De la compassion svp
De toutes les personnes qui ont une opinion sur l’affaire Gab Roy / Mariloup Wolfe, la plupart des gens sont tout simplement contre Gab Roy. D’autres tentent de faire dans la nuance. Parmi ceux-là, certains sont contre Gab Roy, mais pour la liberté d’expression. D’autres sont contre Gab Roy, mais aussi un peu contre Mariloup Wolfe, disant qu’elle exagère. «Franchement, 300 000$ pour une joke, c’pas fort. Elle veut juste de la publicité». Juger la victime sur sa façon de se réapproprier son drame? Un classique.
De toutes les personnes qui s’expriment sur le sujet, j’en vois peu éprouver de la compassion pour ce que ça peut signifier pour certaines personnes d’être simplement évoquées sexuellement. Comme dans cette comparaison alimentaire qui passe encore une fois à côté de la question de la dignité, occultée par la sacrosainte question de la liberté d’expression. Pour que la comparaison de Jean-François Mercier tienne la route, il aurait fallu que le chef en question enlève quelque chose à sa cliente. Genre, qu’il aille fouiller dans ses poubelles et qu’il lui cuisine quelque chose avec son pipi, et la force à le manger. Mais je comprends que monsieur Mercier n’ait pas voulu aller là parce que ce n’est pas exactement ça non plus. Mais la comparaison manque de compassion, parce que le texte de Gab Roy touche à quelque chose de beaucoup plus personnel, de plus intime.

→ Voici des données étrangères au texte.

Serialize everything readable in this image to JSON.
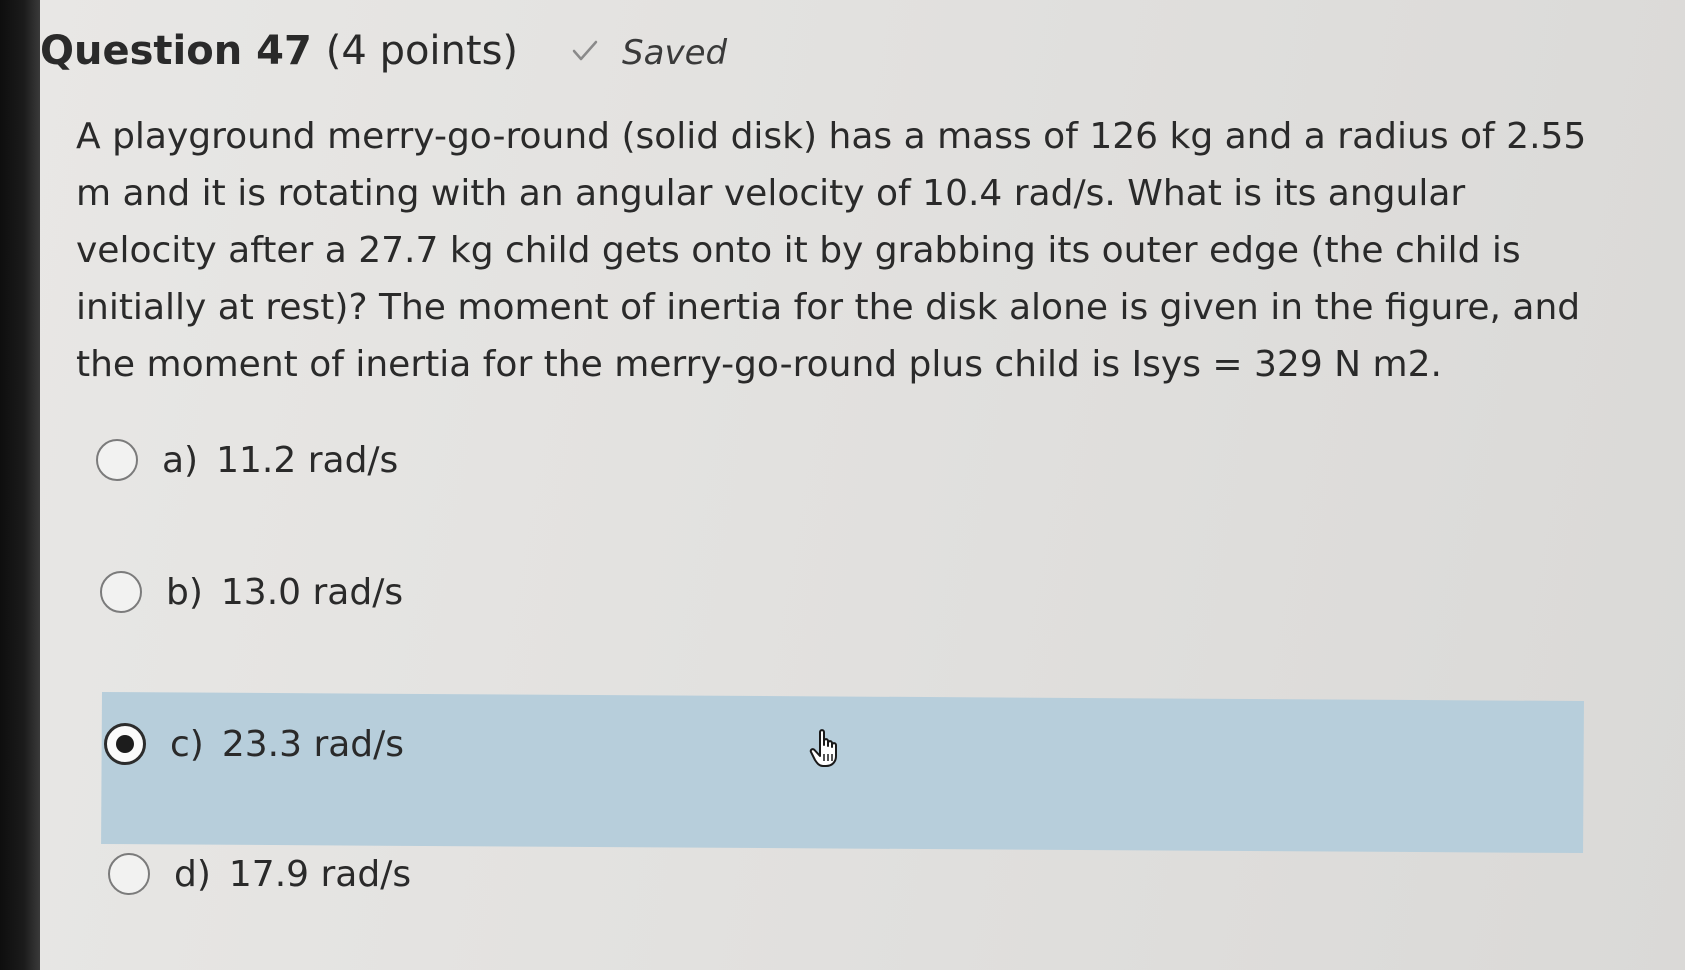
{
  "question": {
    "title": "Question 47",
    "points": "(4 points)",
    "status": "Saved",
    "text": "A playground merry-go-round (solid disk) has a mass of 126 kg and a radius of 2.55 m and it is rotating with an angular velocity of 10.4 rad/s. What is its angular velocity after a 27.7 kg child gets onto it by grabbing its outer edge (the child is initially at rest)? The moment of inertia for the disk alone is given in the figure, and the moment of inertia for the merry-go-round plus child is Isys = 329 N m2."
  },
  "options": [
    {
      "letter": "a)",
      "label": "11.2 rad/s",
      "selected": false
    },
    {
      "letter": "b)",
      "label": "13.0 rad/s",
      "selected": false
    },
    {
      "letter": "c)",
      "label": "23.3 rad/s",
      "selected": true
    },
    {
      "letter": "d)",
      "label": "17.9 rad/s",
      "selected": false
    }
  ],
  "colors": {
    "selected_highlight": "#b7cedb",
    "text": "#2a2a2a",
    "saved_check": "#8a8a8a"
  },
  "icons": {
    "status": "check-icon",
    "pointer": "hand-pointer-icon"
  }
}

Alors que le texte de Gab Roy en a fait rire quelques-uns, d’autres ont été dégoûtés, d’autres indifférents, d’autres encore se sont sentis souillés simplement en le lisant. Certaines femmes se sentent diminuées à l’idée même qu’il soit possible d’instrumentaliser ainsi sans leur consentement le corps des femmes. Ce n’est pas mon cas, mais j’ai eu mal pour la principale intéressée, parce que je peux m’imaginer le sentiment d’impuissance que l’on peut ressentir devant une telle appropriation de son intimité. Je ne suis pas certaine que tous en soient capables. Je ne crois pas que Gab Roy ait démontré ce type de compassion depuis que son procès populaire a débuté.

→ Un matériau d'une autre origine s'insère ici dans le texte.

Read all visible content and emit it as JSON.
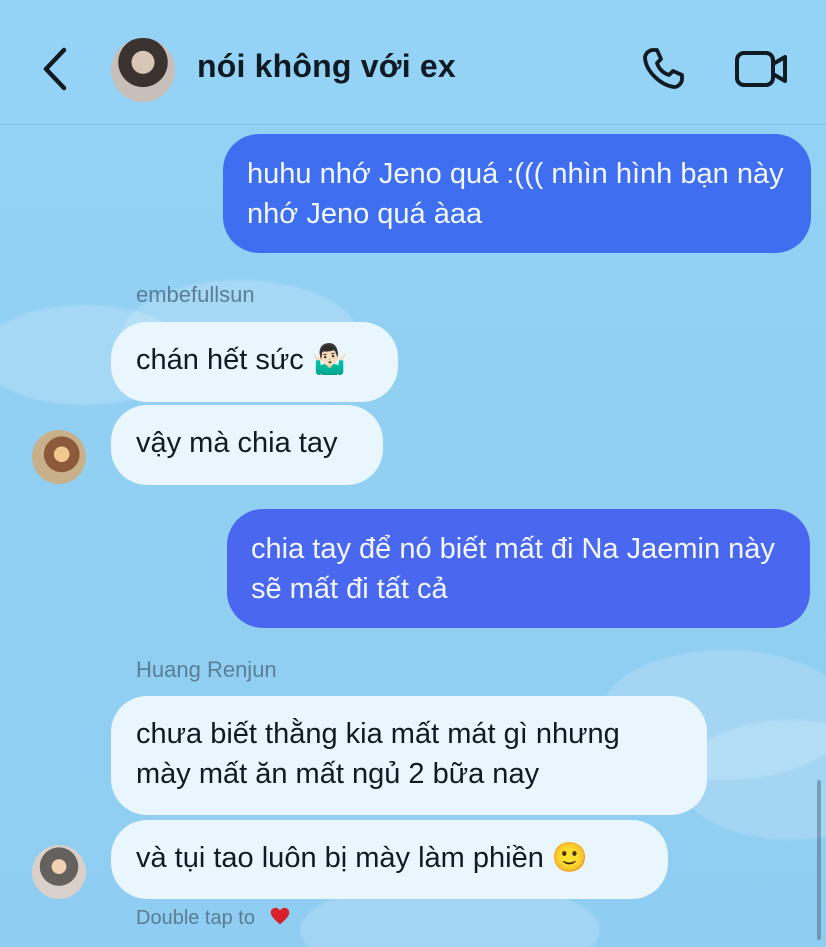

Nous avons tous un rapport très personnel à l’intimité. Certaines personnes ne sont pas à l’aise de se faire interpeler par des étrangers dans la rue d’autres sont à l’aise de se mettre elles-mêmes sexuellement en scène. On pourrait se demander pourquoi et tenter de juger les gens sur la base de nos valeurs personnelles. Moi je me demande surtout pourquoi est-il si difficile de comprendre que tout ça n’est ni bien ni mal, mais très personnel.